StanfordBioinformatics / pulsar_lims

A LIMS for ENCODE submitting labs.
3 stars 1 forks source link

Best practice for Data submission #118

Open twang15 opened 3 years ago

twang15 commented 3 years ago

Hi Daniel and Tao,

Thank you for bringing your extensive empirical knowledge to bear to drive a rich discussion of the challenges of managing research data in consortiums. Based on everything you discussed, I've seeded a document with recommended practices for data management. I expect this to be a living document that we continue to flesh out and refine as we continue our discussions, and that it will eventually become a general resource for managing data in consortium projects.

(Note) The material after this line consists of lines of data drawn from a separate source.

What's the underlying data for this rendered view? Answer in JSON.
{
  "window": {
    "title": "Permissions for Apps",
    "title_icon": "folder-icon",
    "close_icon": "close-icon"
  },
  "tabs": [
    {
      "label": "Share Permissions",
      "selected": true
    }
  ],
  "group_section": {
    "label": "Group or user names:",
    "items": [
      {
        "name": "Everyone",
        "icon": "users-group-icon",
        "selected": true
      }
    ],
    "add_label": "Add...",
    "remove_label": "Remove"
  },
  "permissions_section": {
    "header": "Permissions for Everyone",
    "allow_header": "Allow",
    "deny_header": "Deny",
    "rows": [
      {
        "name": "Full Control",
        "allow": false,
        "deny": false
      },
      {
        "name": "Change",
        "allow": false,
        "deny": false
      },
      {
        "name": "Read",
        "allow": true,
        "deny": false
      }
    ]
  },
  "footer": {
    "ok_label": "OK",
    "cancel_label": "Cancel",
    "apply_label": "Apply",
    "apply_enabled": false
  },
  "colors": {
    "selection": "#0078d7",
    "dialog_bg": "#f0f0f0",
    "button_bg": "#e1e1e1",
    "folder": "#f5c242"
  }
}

You should both have editing privileges and I encourage you to use them to comment on and add to the doc. We can discuss the first draft in the general group meeting once Daniel is settled (March 24) and revisit in the Friday meeting (March 26).

Best, Paul

https://docs.google.com/document/d/1np_DiA7NcXBhmMMxtK1-QY1KVC60qHVM0UGsBn3S4TY/edit#heading=h.yhjv011xls1l

twang15 commented 3 years ago

Also, I should say, I'm hoping we can also generate actionable technical​ solutions out of this. And who knows what else? The sky is the limit.

twang15 commented 3 years ago

Thanks Paul! Let’s investigate further and improve it together.

twang15 commented 3 years ago

Daniel:

Yes, thanks for getting us together. By the way, if you want to listen to an interview with that author I mentioned, here a link to the podcast I heard about him on:

[The Art of Manliness] Email Is Making Us Miserable — Here's What to Do About It #theArtOfManliness https://podcastaddict.com/episode/119896723 via @PodcastAddict

twang15 commented 3 years ago

Currently, there is a conversation involving Sequencing center (John), Wet lab (Annika), SCG (Keith and team), Data Submission team (Tao).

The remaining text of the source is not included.